What would be the expected behavior ?
Upvotes: 3
Views: 7185
Reputation: 3602
The way it works with interrupts is that processor will call an enabled interrupt over and over again until application clears the corresponding interrupt flag. So what you do is disable that particular interrupt in the hardware handler and wake up your thread. When hardware handler exits, interrupt flags will be set but the interrupt will not be called again. So you then in your thread checkeach flag and clear it as you go. When you detect that a flag for a keypress is set, you read out the key and then clear it. If a new key is pressed after you read data register and there is no fifo in hardware then that key press will be lost. You then clear the interrupt flag and enable the hardware interrupt again. The idea is that this process happens so fast that there is no way to lose a key because your thread will always run sooner than human can press another key.
In the situation such as usb (ie if you write a usb driver that communicates with pc) you have the option to tell usb peripheral when you are done reading data so it can tell the host it can accept more data. In that situation you can never lose data because you will read data out and clear the flag and only then tell the peripheral that you are ready. All the time until then the peripheral will tell the host that it is not ready so no data will be clocked in over the usb bus.
Upvotes: 0
Reputation: 4914
Ideally the system would always acknowledge the sequence of Key A->Key B.
However to acknowledge that a key was pressed, the system must do something at the point at which each key is pressed, I.e. when the keyboard interrupt occurs - at a minimum it must record the key presses, perhaps in a queue.
And from the perspective of a single processor, it can only do one thing at a time, so if it is in the middle of recording key press A, then it can't at the same time record key press B. It would either have to abandon A and record B instead, or it would have to ignore B.

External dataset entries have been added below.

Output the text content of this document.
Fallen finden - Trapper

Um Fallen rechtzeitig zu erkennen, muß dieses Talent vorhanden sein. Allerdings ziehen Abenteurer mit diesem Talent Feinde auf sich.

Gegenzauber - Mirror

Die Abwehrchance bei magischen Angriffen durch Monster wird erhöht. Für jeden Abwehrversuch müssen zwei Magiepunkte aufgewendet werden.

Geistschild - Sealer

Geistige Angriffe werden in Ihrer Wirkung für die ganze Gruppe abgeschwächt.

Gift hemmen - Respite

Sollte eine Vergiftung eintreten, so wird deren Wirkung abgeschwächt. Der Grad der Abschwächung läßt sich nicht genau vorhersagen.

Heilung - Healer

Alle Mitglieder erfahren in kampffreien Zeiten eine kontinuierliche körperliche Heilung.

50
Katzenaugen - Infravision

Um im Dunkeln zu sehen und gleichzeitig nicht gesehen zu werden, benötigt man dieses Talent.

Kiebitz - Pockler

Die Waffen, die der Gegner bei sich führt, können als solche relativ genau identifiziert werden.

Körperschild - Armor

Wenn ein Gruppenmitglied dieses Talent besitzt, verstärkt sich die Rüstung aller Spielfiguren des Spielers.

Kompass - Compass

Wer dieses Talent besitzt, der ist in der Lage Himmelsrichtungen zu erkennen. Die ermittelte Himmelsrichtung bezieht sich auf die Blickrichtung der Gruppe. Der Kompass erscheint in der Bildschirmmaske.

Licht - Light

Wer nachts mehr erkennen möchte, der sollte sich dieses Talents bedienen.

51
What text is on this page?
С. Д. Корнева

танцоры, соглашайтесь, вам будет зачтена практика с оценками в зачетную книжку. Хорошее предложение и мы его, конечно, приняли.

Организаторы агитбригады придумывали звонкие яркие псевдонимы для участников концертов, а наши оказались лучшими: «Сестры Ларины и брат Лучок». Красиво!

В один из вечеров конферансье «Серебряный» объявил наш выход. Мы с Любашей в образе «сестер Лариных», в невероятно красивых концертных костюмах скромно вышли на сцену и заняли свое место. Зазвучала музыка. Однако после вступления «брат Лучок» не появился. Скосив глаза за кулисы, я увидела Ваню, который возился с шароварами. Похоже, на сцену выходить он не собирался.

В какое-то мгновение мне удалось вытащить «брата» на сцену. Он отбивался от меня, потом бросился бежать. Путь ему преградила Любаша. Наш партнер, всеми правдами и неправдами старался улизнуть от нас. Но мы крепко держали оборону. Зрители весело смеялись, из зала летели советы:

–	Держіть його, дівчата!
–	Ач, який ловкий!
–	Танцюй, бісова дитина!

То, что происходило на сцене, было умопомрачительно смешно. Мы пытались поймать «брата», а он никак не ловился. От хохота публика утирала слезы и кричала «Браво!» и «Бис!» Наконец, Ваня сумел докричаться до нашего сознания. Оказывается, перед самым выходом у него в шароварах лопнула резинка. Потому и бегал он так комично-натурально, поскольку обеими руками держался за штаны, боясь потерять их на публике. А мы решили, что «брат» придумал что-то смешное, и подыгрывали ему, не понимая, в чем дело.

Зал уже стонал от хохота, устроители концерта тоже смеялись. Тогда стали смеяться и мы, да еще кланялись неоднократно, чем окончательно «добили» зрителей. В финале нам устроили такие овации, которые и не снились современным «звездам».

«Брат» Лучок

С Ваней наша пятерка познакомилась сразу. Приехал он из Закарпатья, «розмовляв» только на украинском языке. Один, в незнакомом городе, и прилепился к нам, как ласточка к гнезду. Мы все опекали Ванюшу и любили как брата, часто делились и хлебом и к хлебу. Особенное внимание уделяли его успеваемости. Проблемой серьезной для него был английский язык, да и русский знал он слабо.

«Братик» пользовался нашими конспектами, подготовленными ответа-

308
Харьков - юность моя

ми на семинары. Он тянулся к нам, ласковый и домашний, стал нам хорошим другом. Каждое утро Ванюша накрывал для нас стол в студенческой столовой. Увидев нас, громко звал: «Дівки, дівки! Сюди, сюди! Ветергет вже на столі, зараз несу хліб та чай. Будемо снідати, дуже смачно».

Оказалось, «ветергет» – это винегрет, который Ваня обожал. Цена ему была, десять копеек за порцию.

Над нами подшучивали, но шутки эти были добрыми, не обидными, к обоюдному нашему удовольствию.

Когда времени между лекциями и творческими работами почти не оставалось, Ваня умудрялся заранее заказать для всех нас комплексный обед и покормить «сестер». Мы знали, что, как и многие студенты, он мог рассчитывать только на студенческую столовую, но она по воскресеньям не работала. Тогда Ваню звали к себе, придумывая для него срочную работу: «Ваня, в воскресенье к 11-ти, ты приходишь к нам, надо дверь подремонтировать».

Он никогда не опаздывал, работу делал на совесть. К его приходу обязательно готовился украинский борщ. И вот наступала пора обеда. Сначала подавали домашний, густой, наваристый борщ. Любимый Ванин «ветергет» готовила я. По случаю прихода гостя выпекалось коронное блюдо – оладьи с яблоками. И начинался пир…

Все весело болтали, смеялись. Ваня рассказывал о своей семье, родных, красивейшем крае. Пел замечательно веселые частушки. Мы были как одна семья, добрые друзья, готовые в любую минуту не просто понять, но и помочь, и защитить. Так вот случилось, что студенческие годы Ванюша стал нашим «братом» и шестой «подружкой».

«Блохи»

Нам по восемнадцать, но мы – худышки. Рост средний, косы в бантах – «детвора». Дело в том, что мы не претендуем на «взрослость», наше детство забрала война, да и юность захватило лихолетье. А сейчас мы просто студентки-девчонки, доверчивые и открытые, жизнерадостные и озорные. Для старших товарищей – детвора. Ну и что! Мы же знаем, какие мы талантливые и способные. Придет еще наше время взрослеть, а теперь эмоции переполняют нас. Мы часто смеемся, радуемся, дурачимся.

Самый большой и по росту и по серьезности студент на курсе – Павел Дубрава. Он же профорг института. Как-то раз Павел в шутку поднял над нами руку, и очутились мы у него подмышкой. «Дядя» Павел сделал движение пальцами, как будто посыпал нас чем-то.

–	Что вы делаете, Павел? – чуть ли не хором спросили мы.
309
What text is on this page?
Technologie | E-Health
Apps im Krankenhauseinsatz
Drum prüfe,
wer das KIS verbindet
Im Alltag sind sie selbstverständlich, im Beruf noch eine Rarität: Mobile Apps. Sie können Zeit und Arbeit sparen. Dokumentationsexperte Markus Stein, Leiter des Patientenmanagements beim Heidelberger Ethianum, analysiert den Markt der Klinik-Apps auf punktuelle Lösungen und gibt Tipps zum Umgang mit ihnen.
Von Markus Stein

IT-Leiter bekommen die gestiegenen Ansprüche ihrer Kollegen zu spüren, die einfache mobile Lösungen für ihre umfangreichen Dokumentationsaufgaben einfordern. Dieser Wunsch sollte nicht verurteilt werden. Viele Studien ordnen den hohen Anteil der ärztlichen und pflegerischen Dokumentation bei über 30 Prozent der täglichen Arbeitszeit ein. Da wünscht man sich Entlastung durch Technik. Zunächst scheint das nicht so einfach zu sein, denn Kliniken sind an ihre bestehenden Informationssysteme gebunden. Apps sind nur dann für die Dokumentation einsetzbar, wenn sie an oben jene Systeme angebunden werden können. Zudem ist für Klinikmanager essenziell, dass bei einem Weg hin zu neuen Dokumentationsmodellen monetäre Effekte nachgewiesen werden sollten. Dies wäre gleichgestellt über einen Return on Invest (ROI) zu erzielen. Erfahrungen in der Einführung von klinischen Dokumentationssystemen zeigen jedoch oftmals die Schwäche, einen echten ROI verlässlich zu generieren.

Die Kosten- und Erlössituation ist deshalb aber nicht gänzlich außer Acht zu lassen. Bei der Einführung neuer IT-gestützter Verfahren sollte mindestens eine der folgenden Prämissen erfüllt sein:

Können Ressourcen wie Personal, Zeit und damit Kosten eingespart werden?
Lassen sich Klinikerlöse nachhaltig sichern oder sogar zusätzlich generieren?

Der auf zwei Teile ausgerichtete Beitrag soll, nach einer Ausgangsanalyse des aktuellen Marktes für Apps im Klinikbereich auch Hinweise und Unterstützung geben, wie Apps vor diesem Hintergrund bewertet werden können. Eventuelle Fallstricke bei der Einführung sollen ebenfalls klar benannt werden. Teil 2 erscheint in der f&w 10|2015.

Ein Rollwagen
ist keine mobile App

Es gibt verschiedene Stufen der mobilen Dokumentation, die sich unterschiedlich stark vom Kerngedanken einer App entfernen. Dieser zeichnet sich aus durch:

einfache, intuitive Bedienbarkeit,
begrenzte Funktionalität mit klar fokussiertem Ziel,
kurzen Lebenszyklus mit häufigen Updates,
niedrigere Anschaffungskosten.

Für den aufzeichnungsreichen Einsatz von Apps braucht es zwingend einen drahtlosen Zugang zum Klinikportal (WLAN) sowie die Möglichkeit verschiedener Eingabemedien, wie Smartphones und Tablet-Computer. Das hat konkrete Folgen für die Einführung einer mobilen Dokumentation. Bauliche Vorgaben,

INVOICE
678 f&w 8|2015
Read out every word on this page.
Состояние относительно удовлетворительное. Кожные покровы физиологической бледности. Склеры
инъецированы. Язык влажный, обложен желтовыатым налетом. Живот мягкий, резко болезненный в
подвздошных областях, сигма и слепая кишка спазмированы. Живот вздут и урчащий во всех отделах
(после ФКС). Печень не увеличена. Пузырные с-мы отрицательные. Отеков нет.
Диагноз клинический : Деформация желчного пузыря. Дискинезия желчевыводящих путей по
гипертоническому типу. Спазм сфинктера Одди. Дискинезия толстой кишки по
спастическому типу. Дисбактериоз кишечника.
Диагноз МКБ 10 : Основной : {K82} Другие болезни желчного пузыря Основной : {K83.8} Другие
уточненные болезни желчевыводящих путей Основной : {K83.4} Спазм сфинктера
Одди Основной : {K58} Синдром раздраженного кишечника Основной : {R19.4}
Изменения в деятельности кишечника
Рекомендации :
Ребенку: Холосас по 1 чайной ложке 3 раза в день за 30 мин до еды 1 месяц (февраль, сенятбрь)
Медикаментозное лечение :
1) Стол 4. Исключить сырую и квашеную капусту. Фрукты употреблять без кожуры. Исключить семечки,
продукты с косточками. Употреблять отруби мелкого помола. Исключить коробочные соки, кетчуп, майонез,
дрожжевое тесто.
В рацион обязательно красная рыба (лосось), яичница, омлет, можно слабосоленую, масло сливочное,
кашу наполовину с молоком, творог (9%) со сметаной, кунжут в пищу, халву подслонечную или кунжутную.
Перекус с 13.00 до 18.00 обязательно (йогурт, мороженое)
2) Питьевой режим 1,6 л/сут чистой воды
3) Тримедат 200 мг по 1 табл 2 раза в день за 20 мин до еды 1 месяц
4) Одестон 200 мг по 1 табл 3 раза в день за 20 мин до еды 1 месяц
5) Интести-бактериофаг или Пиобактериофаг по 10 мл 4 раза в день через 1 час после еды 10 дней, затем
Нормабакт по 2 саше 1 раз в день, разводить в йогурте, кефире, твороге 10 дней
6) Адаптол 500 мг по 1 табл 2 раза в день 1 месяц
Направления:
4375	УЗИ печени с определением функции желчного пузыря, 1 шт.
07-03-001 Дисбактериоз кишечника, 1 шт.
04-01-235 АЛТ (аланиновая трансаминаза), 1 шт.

Thus the goal of interrupt handling is to minimise the amount of time the processor spends doing the minimum it needs to for acknowledging any given interrupt.
The goal of threaded interrupts is to push more of the work to separate threads, so that the minimum needed for acknowledging an interrupt is reduced, and therefore the time spent handling the interrupt (where it can't handle any other interrupts at the same time) is reduced.
Even then there is still no theoretical guarantee that the processor won't have to discard or ignore interrupts, but it does make it a lot less likely in practice.
For your specific example of key presses, if you were somehow able to be quick enough to press B before the processor had completed its minimum handling of A, then since both interrupts are from the same source, and therefore have the same priority, B would be ignored, and it would appear to you as if B was never pressed.